G20 finance chiefs to address global economic threats

Top financial leaders from the Group of 20 leading economies are gathering in the south Indian technology hub of Bengaluru this week to tackle myriad challenges to global growth and stability, including stubbornly high inflation and surging debt.

India is hosting the G20 financial conclave for the first time in 20 years. Later in the year it will convene its first summit of G20 economies. The meetings offer the world’s second most populous country a chance to showcase its ascent as an economic power and its status as a champion of developing nations.

This week’s gathering of finance ministers and central bank governors takes place just a year after Russia invaded Ukraine, setting off a cascade of shocks to the world economy, chief among them decades-high inflation.

US Treasury Secretary Janet Yellen is expected to address the global economic impacts of the war while at the G20 meetings.

India is among the countries treading lightly between the Western nations and Russia, wary of becoming embroiled in antagonisms as its economy benefits from purchases of discounted Russian crude oil.

As host of more than 200 G20 meetings in 28 cities leading up to the summit in November, Prime Minister Narendra Modi is expected to use that role to burnish India’s stature as a leader in fighting climate change and to act as a bridge between the interests of industrialized nations and developing ones.

It’s an urgent priority, given the growing importance of emerging economies to global growth: the International Monetary Fund estimates that India and China alone will contribute more than half of global economic growth this year, with other Asian countries contributing another quarter of that expansion with annual growth rates of 6 percent to 7 percent.

India’s economy is forecast to expand at a 6.1 percent annual rate this year after growing 6.8 percent last year, the IMF said in a report issued Monday.

“The tough conditions at the macroeconomic level have somewhat eased but inflation rates are still high. In this situation coordination among major economies is vital,” Ajay Seth, a senior Finance Ministry official, told reporters Tuesday in Bengaluru.

Bengaluru is India’s start-up and technology powerhouse. First recognized as an outsourcing hub, it’s now known for its entrepreneurs and information technology companies.

But the city is plagued by poor planning. Last year, it experienced extreme flooding, partly due to global warming, that caused an estimated $30 million in damage.
Improving urban infrastructure will figure in this week’s talks, the first of four G20 finance minister meetings due to take place this year in India.

The G20 includes the world’s largest economies and has a rolling presidency. Last year, Indonesia was host and next year Brazil will take over, followed by South Africa in 2025.
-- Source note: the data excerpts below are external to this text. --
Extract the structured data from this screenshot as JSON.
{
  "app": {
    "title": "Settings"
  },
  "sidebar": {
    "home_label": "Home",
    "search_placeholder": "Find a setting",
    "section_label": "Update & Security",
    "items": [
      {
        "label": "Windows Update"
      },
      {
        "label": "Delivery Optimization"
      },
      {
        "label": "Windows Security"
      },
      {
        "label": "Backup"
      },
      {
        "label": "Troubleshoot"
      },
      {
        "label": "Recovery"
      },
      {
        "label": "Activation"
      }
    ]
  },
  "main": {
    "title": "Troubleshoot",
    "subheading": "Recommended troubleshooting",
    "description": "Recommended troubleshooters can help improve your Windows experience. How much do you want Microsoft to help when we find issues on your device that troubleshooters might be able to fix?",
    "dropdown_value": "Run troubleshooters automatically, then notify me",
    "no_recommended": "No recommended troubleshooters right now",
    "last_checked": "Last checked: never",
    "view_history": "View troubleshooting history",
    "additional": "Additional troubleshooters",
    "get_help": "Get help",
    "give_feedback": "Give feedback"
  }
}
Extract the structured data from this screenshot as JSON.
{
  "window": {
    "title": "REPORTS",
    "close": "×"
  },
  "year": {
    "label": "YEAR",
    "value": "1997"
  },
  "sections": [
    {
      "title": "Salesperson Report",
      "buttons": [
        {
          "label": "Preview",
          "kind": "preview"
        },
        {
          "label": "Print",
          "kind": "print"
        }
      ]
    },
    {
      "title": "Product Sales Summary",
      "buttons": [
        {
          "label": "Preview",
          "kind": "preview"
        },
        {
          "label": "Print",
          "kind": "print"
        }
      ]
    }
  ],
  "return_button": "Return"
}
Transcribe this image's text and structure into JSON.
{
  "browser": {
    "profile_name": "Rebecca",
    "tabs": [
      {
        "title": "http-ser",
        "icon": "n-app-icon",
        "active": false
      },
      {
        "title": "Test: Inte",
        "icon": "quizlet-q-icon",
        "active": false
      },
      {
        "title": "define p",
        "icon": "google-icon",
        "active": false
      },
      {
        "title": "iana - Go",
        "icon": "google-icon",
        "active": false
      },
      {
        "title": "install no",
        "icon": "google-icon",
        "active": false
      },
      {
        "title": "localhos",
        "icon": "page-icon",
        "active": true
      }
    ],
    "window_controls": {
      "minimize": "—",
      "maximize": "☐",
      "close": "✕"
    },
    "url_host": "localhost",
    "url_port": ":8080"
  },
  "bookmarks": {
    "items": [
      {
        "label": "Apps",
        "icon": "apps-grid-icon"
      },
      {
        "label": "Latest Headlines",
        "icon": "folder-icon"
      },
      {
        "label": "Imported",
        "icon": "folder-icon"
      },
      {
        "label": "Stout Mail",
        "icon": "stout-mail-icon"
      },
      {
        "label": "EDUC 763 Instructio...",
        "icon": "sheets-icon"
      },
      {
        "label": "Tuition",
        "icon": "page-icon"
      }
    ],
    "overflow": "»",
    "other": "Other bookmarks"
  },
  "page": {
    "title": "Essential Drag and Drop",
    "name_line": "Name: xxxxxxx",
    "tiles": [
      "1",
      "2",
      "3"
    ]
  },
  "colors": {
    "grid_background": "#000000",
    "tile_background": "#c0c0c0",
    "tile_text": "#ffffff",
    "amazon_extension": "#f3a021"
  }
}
In countries like India, it’s seen as a counterbalance to gatherings of wealthier economies such as the Group of Seven.

At the meetings in Bengaluru, officials will discuss a range of issues related to climate finance, seeking consensus on regulating digital currencies, global tax issues and other financial priorities.

Yellen and other officials have indicated they will also be discussing risks of heavy debt burdens for many countries after costly efforts to cushion the worst impacts of the COVID-19 pandemic. Those woes have deepened as countries’ import bills surged due to sustained higher prices for food, oil and fertilizers and weakening currencies.

Yellen visited Zambia in January, in part to discuss the African country’s $6 billion debt to China, its biggest creditor. Zambia became the site of Africa’s first coronavirus pandemic-era sovereign nation to default when it failed to make a $42.5 million bond payment in November 2020. But a slew of other countries have seen their finances deteriorate in the past year, including India’s neighbor Sri Lanka and others in Asia.

“Several countries are facing huge debt problems. Finding lasting solutions for them will feature prominently in the discussions,” said Seth, the Finance Ministry official.

A senior Treasury official, who spoke on condition of anonymity to preview Yellen’s travel plans, said she intends to urge fellow G20 countries to reduce carbon emissions and

invest more in developing renewable energy, infrastructure and agriculture.

At a UN climate conference last November, India — currently the world’s third largest emitter of greenhouse gases — proposed a phaseout of all fossil fuels and repeatedly emphasized the need to revamp global climate finance.

Those longstanding G20 priorities, which also include building stronger public health systems, expanding use of sustainable energy and helping countries improve productivity often tend to be overshadowed by immediate concerns such as stalling global growth, debt crises and conflicts like the war in Ukraine.

Shocks from the war and from the pandemic have amplified disruptions to energy supplies, shipping and food security, complicating efforts to stabilize the world economy after the upheavals of the pandemic.

Another priority in Bengaluru will be coordination on monetary policy as central banks assess whether to keep raising interest rates or to dial back on efforts to cool inflation.